In considerazione dell’egoimo, delle prevaricazioni che si subiscono quotidianamente, da parte di una nazione che non esiste (Europa) e di un’altra (Italia) che non è la nostra, ci saranno delle pressioni, delle incomprensioni, delle difficoltà ma, nel contempo, ci sarà la consapevolezza della dignità di un popolo che agisce, talora sbagliando, per determinare il proprio destino.
La Sardegna (io sono sardo) che si confronta «alla pari» con le istituzioni europee, è una situazione irreale.
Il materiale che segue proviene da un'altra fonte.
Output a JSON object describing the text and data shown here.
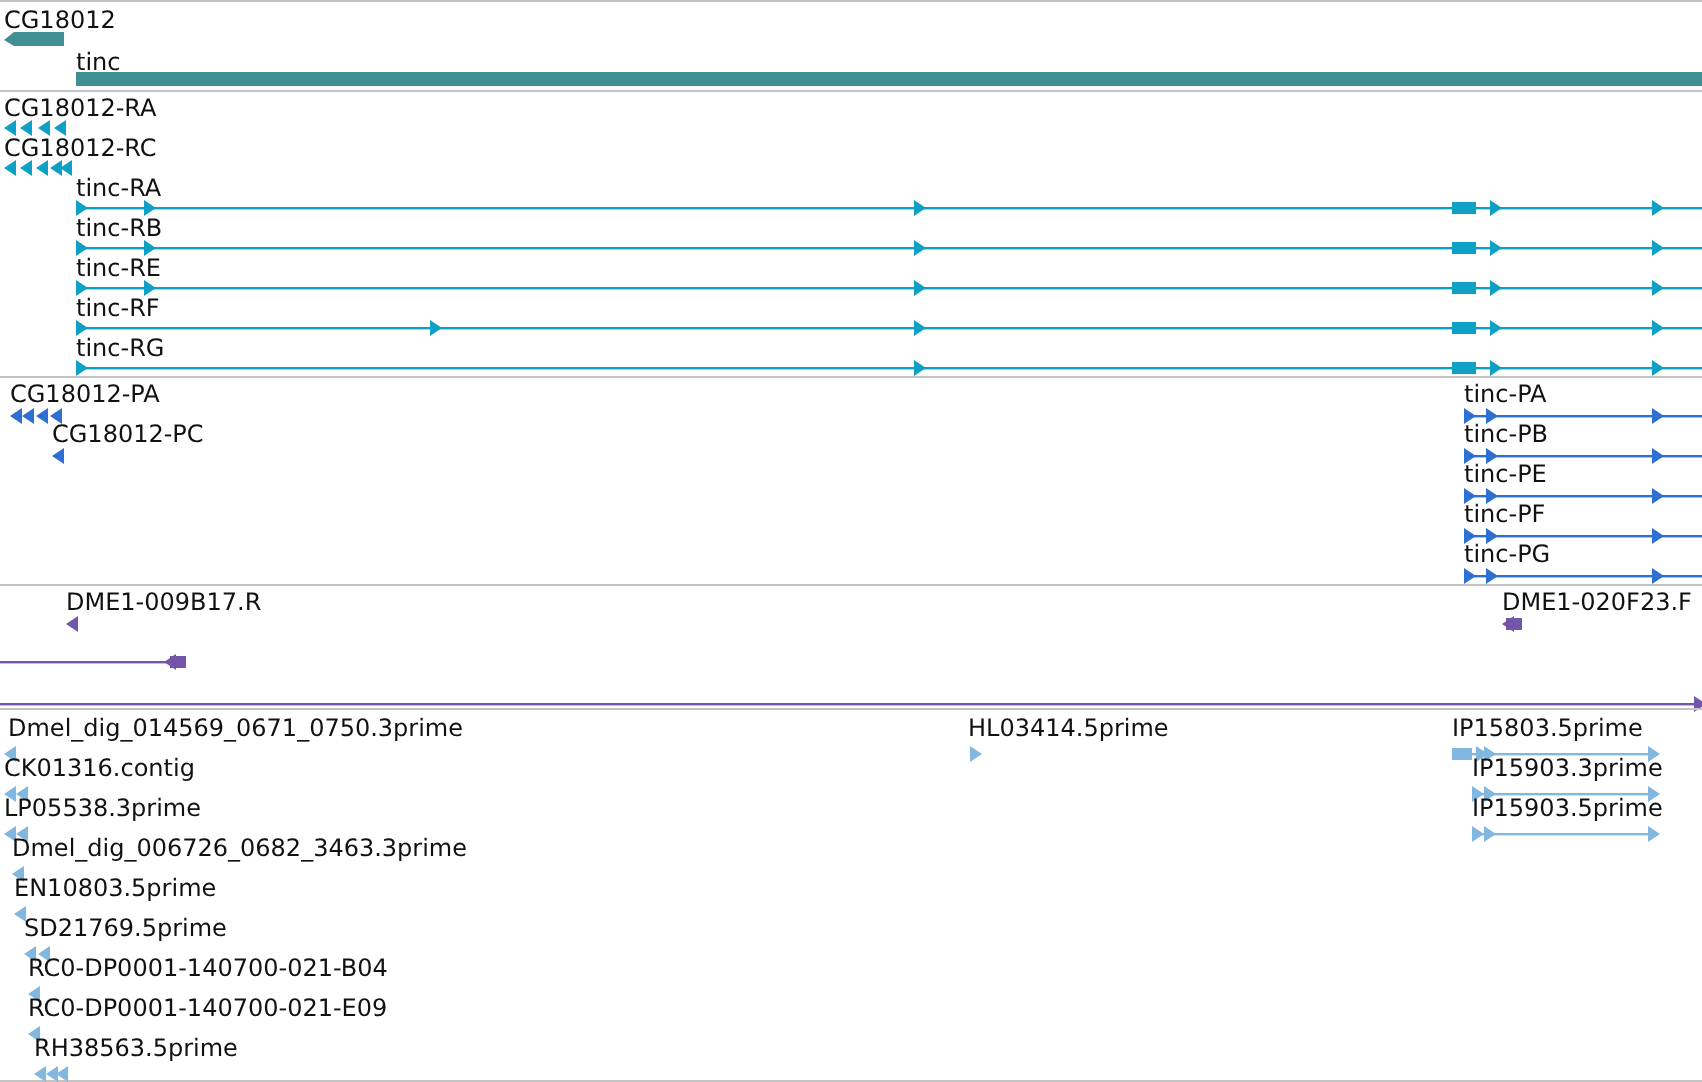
{
  "tracks": [
    {
      "color": "#3f8f94",
      "features": [
        {
          "label": "CG18012"
        },
        {
          "label": "tinc"
        }
      ]
    },
    {
      "color": "#0fa0c6",
      "features": [
        {
          "label": "CG18012-RA"
        },
        {
          "label": "CG18012-RC"
        },
        {
          "label": "tinc-RA"
        },
        {
          "label": "tinc-RB"
        },
        {
          "label": "tinc-RE"
        },
        {
          "label": "tinc-RF"
        },
        {
          "label": "tinc-RG"
        }
      ]
    },
    {
      "color": "#2e6fd2",
      "features": [
        {
          "label": "CG18012-PA"
        },
        {
          "label": "CG18012-PC"
        },
        {
          "label": "tinc-PA"
        },
        {
          "label": "tinc-PB"
        },
        {
          "label": "tinc-PE"
        },
        {
          "label": "tinc-PF"
        },
        {
          "label": "tinc-PG"
        }
      ]
    },
    {
      "color": "#7356aa",
      "features": [
        {
          "kind": "end",
          "label": "DME1-009B17.R"
        },
        {
          "kind": "end",
          "label": "DME1-020F23.F"
        },
        {
          "kind": "span"
        },
        {
          "kind": "span"
        }
      ]
    },
    {
      "color": "#82b8e0",
      "features": [
        {
          "label": "Dmel_dig_014569_0671_0750.3prime"
        },
        {
          "label": "HL03414.5prime"
        },
        {
          "label": "IP15803.5prime"
        },
        {
          "label": "CK01316.contig"
        },
        {
          "label": "IP15903.3prime"
        },
        {
          "label": "LP05538.3prime"
        },
        {
          "label": "IP15903.5prime"
        },
        {
          "label": "Dmel_dig_006726_0682_3463.3prime"
        },
        {
          "label": "EN10803.5prime"
        },
        {
          "label": "SD21769.5prime"
        },
        {
          "label": "RC0-DP0001-140700-021-B04"
        },
        {
          "label": "RC0-DP0001-140700-021-E09"
        },
        {
          "label": "RH38563.5prime"
        }
      ]
    }
  ]
}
Egregio sig. Di pasquale, non vedo perchè il trattare da pari a pari con altre Istituzioni e in particolare con le Istituzioni europee si debba configurare come una “situazione irreale”. Già oggi le Istituzioni “sarde”, nell’ambito della normativa vigente, trattano e si confrontano, sia con le istituzioni europee che con quelle di altri posti. Il confrontarsi con gli Altri, presuppone, pacatamente, la presa di coscienza della propria realtà ( interessi economico/culturali, grado di sviluppo e programmi adeguati) senza la quale, come succede adesso si subiscono le politiche, non si è dei”pari” ma si è costretti a essere dei servi della gleba. Non me ne voglia, ma, la nostra condizione (seo sardu deo puru) di sudditi ha prodotto tanto di quell’autorazzismo da indurci a credere che le situazioni reali, ancorché vissute in maniera passiva, siano delle irrealtà alle quali Noi non possiamo volgere gli occhi.